Last weeks voyage was equally
familiar to anyone ever heading west from Happy Valley. The gas station in
Richfield housing a Wendy’s, (or is it the other way around), the
Bloomington last fill-up before West Coast gas prices and a super cheap
night’s sleep in Primm. And driving I-15 flooded the mind with memories,
years ago playing the alphabet game with the daughters while crossing the
California desert and determined to be at the letter W before reaching Zzyzx
road outside Baker, Barstow and its super sized train station McDonalds, the
high desert’s Roy Rogers museum followed by “I’ll pay a dollar to the first
person who can see the ocean” but when the Pacific was visible through the
windshield all three blondes were sound asleep.

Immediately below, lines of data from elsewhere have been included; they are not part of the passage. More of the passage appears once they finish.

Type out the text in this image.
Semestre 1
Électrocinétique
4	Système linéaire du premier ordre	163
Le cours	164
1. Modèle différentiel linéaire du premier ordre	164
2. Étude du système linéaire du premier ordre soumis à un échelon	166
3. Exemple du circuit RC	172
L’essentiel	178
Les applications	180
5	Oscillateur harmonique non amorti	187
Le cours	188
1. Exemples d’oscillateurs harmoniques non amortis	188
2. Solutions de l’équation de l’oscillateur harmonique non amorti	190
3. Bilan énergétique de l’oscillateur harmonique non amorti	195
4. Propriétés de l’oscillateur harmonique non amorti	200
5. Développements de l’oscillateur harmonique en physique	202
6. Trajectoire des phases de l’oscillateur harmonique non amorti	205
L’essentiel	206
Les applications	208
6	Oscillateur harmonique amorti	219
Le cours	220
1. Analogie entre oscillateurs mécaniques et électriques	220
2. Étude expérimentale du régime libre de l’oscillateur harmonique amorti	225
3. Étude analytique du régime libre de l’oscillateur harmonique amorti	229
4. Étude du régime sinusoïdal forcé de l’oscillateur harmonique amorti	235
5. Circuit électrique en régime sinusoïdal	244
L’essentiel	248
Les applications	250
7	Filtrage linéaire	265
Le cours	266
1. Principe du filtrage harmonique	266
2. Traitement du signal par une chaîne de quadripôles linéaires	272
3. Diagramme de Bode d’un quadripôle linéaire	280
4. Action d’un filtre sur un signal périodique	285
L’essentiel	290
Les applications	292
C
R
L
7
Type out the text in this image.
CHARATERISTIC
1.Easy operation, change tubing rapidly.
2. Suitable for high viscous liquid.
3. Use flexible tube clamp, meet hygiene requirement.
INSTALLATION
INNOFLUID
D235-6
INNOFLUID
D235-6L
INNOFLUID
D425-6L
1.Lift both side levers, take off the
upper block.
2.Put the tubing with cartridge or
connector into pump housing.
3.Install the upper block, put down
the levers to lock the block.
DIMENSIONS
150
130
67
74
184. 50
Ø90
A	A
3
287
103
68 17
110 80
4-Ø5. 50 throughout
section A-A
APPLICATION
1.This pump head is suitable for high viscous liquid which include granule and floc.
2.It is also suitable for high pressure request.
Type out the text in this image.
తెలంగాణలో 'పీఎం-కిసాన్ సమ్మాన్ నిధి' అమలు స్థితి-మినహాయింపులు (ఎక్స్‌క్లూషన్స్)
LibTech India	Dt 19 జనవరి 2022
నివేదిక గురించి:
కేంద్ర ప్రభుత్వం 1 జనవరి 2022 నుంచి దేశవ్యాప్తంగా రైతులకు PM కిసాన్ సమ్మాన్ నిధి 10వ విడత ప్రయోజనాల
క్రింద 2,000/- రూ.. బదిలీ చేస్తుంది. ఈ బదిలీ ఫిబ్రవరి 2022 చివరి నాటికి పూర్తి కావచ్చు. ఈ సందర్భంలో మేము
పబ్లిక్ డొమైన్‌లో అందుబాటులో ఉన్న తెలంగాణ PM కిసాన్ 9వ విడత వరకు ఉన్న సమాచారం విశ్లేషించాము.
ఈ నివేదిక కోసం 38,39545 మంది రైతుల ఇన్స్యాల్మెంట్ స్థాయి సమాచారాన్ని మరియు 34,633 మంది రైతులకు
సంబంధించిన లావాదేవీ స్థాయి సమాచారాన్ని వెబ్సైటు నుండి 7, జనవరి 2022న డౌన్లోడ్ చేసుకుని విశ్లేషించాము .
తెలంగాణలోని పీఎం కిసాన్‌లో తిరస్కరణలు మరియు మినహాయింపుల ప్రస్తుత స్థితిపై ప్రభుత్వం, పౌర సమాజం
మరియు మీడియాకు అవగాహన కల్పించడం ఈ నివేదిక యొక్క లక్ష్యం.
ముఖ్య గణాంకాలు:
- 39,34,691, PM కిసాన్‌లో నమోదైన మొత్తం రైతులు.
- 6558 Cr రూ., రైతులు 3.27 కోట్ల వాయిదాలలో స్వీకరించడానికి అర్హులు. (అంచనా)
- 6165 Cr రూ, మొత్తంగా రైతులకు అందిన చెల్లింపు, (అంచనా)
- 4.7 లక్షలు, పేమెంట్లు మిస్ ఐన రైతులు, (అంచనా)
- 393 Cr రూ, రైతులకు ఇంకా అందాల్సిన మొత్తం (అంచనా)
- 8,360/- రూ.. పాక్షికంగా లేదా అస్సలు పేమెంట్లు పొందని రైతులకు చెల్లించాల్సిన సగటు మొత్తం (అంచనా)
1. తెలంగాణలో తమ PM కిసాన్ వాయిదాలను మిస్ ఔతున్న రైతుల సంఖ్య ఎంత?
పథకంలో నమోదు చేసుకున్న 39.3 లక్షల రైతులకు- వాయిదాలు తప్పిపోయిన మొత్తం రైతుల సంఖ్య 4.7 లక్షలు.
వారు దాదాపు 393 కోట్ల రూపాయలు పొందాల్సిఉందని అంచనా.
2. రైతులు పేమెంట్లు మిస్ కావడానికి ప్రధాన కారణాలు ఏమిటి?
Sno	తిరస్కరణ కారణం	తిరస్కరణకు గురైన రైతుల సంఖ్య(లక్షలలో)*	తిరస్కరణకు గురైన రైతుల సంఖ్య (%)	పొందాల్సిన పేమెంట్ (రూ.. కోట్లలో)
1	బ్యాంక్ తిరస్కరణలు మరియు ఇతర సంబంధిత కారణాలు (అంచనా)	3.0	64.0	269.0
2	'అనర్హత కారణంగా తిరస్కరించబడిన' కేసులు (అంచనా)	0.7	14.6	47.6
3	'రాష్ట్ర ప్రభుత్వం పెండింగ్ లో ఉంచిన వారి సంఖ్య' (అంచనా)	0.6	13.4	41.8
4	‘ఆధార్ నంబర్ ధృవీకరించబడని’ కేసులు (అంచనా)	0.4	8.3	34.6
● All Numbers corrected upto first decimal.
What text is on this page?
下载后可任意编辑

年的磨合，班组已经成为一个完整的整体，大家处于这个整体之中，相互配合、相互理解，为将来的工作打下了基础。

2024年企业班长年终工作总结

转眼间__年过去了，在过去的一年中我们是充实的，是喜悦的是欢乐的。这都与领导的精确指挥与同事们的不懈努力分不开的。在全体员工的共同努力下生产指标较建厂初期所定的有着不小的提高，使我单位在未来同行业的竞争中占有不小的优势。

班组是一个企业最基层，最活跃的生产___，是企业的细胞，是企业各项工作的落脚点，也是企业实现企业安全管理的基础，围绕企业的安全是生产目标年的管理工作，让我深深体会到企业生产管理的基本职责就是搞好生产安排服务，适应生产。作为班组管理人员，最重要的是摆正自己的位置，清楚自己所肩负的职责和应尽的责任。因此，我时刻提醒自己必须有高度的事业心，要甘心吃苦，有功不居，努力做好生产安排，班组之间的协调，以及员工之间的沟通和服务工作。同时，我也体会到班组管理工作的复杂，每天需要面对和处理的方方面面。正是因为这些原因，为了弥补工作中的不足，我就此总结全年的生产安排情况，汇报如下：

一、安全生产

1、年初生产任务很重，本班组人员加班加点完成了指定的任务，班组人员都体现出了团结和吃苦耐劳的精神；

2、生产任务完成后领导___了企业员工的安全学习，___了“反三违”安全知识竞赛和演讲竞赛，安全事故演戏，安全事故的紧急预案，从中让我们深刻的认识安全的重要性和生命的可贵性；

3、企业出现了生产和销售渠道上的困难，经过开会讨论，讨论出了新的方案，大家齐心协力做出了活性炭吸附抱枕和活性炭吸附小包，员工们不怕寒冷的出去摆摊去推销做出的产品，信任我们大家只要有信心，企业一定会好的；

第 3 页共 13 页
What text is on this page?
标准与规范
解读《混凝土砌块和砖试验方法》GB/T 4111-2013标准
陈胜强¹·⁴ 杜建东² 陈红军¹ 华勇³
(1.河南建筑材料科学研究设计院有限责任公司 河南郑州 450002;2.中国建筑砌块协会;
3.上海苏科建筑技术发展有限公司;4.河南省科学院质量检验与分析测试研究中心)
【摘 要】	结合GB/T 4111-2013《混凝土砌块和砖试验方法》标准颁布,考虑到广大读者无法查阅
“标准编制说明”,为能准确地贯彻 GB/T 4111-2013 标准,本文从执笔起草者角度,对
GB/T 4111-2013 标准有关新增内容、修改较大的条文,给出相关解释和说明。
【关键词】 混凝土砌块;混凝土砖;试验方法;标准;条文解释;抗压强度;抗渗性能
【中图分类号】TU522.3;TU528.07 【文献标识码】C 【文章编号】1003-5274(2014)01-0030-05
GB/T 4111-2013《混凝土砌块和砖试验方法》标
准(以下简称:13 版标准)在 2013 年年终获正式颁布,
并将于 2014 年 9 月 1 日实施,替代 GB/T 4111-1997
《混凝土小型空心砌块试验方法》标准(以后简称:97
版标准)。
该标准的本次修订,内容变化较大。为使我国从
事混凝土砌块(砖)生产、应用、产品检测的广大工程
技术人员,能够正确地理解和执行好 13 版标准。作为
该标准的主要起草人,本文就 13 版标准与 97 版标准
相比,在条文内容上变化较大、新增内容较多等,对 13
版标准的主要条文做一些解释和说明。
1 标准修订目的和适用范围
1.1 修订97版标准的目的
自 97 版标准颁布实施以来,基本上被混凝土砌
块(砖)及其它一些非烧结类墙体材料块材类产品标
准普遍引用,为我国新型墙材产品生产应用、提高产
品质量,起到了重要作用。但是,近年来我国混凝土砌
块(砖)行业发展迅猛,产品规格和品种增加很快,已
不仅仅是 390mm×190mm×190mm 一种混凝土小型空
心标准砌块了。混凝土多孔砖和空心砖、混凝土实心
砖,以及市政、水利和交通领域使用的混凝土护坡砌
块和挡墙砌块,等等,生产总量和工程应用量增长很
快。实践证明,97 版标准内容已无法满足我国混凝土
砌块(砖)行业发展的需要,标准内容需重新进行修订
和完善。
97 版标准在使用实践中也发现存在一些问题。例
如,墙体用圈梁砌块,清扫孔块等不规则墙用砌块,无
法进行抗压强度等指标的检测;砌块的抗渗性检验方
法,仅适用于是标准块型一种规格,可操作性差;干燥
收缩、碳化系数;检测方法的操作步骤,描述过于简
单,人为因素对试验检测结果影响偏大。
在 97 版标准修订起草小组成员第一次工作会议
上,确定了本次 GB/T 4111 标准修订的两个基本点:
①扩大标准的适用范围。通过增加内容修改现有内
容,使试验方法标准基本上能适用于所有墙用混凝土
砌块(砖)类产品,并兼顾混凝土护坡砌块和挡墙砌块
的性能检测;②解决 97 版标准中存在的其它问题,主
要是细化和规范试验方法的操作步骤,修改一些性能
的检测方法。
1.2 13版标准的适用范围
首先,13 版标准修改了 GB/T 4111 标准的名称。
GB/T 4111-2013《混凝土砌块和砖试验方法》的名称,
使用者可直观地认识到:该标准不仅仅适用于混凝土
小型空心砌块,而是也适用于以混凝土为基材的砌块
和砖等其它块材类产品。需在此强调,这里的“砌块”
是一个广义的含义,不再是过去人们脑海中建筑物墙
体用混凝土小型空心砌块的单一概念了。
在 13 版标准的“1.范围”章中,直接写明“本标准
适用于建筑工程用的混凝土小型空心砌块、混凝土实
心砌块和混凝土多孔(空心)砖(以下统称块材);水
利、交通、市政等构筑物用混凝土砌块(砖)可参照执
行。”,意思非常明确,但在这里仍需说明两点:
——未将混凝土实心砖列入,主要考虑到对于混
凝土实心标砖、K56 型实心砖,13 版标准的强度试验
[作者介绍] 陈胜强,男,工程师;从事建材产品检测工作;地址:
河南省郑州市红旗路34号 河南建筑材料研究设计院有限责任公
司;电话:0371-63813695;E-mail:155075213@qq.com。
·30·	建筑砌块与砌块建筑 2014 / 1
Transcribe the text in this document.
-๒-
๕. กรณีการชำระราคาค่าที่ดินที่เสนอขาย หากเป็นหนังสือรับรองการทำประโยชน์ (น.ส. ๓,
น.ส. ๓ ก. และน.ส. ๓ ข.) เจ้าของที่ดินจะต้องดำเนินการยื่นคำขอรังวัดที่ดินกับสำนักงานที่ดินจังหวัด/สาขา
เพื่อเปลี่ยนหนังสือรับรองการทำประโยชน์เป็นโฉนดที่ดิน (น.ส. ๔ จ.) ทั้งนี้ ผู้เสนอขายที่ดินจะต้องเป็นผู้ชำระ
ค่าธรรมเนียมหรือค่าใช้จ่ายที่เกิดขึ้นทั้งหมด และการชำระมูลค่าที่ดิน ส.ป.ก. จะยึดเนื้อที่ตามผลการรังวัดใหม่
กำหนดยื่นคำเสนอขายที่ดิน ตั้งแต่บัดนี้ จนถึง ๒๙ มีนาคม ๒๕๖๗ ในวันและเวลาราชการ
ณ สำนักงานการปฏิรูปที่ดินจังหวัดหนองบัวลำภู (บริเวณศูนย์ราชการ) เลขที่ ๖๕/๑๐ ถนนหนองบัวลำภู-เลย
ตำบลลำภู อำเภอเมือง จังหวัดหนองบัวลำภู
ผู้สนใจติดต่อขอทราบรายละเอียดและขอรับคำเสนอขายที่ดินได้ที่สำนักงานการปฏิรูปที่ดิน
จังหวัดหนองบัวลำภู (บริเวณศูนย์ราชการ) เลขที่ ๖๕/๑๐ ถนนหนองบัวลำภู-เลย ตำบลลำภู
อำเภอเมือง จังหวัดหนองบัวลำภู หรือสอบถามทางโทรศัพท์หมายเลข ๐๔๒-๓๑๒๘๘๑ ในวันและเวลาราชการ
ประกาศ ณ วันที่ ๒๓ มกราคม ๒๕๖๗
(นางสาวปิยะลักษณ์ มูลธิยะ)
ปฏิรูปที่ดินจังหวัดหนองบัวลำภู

On a road trip, life’s intrusion’s
are under the control of driver and passengers. The outside world is kept at
bay if the radio’s off. Conversation needn’t be hurried, there’s hundreds of
miles to get it all said plus equally long distances available for silence.
Wherever one motors around the bend is a reminder of yesterday. One moment
it’s I-80 east of Lincoln and flash, you’re checking out the Midwestern corn
crop as did grandparents decades ago, outside Lawrence on I-70 the question
comes up whatever happened to Stuckey’s and their free almond toffee with
every eight gallon fill-up, and speaking of missing what caused the road
side rhyming of Burma-Shave to disappear?
Aah the road trip. Not for this
wayfarer is the airport, security checks, middle seats and lost luggage a
better way. The best travel venue is four lanes wide with hours to go.